Russell looked down at his hand and let go. “I can’t help myself, can I?” he said, his voice frustrated and angry. He shrugged now, as if he too had given up.
And, of course, he was right. They couldn’t help themselves. He’d continue to irritate her and she’d continue to provoke him. They’d push each other until they had nothing but aggravation between them. And so she’d ride, she told herself now, however the hell she wanted to. At the next intersection, against a red light but with no cars in sight, she sped through, glancing back at Russell’s terrified face so that she didn’t see the car until it struck her. She felt the incredible lightness of her body hurtling forward, the air sucked from her lungs, the impact against the hood, a thud so deep, so allencompassing, thrumming through her thighs, her torso, her ribs, her head, that it seemed to come from inside Evelyn. Her bike was gone, nowhere to be seen. A girl—the driver, perhaps—stood out of the car. “The light was green. The light was green. I didn’t see her,” she was saying. Russell, in his silly helmet, was galloping toward them and yelling, “Help us! Help us!” Evelyn stood up and saw flecks of blood and smudges of road tar on her hands. Her helmet—somehow it had come off—lay in the asphalt gutter. Very slowly she lowered herself back down to the street. People at a sidewalk café abandoned their tables, rushing toward her, and a man in a tank top—the words “Peace Despite Everything!” emblazoned over the chest—spoke loudly on his cell phone. Bending over her now, Russell said, “You’re OK. You’re OK,” and she knew, from the expression on his face, that she couldn’t have been.

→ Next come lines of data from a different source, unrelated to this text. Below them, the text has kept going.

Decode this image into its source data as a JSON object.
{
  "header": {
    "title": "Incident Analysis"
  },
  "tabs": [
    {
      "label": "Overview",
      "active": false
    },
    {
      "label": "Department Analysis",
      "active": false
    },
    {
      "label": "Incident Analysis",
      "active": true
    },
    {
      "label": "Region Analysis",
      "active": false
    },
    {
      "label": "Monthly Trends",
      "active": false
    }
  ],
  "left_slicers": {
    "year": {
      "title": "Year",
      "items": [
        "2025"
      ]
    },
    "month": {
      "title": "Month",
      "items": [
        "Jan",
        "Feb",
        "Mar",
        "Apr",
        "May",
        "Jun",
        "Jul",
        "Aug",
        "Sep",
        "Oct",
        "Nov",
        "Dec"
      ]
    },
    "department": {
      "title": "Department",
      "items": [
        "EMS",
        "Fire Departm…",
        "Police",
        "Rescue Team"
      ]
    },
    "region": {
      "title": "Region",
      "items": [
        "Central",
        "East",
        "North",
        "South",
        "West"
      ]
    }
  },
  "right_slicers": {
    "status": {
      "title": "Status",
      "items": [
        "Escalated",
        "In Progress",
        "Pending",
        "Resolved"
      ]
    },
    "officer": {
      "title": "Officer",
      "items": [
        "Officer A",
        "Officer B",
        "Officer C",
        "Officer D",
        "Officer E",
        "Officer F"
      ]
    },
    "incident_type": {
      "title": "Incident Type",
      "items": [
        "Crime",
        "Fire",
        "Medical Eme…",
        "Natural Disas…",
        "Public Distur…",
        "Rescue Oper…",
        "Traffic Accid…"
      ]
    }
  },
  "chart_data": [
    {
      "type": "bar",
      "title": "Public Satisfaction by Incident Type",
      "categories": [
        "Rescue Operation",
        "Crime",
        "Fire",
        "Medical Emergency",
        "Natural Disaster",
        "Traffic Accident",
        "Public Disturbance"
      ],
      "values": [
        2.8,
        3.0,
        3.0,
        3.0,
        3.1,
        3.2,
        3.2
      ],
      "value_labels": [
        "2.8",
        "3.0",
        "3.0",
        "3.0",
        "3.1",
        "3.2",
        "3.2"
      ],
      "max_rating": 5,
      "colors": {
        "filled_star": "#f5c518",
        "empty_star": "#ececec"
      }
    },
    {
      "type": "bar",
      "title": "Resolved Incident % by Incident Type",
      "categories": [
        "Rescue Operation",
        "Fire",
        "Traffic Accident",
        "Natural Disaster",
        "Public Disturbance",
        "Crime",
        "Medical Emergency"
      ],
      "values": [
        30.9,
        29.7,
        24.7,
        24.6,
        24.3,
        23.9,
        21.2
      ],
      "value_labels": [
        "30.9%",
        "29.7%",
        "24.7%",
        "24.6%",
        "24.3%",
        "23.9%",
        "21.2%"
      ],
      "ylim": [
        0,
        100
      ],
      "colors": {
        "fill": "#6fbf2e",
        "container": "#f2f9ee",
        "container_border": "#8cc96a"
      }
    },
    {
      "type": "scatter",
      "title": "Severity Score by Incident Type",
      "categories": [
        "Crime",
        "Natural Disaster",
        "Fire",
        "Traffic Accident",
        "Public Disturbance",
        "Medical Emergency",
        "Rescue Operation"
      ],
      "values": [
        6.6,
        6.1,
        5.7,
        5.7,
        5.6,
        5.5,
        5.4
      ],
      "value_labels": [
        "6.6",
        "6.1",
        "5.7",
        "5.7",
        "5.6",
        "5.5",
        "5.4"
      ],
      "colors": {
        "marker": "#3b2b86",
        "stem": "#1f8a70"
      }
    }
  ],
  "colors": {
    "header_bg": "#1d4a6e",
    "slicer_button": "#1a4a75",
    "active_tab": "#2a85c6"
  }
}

Evelyn was in the hallway of a hospital, ceiling tiles and rectangular fluorescent lights in their silver ice-cube trays above her. There was the sound of a child crying somewhere, and she was trying to remember how she’d gotten here and was able to piece together images of a fire truck, an ambulance, a man’s steel-toed boot, a woman with a pie-shaped face and a reassuring smile saying, “How are you, Evelyn? Can you move your fingers for us? Your legs? Good. That’s very good.” And now, in the hallway, a young male doctor asked her to count backwards from twenty and then to recite her home phone number and her address, and in the middle of this recitation Evelyn began to cry, tears taking her over, their force mysterious and irresistible. And then she understood why she was crying. “Russell,” she said. “Where is Russell?” Finally, pale-faced, his eyes frantic, he stood over her and took her hand. His thick hair was smashed and lopsided the way it got after he’d worn his bike helmet. “I’m here,” he said. “Right here.”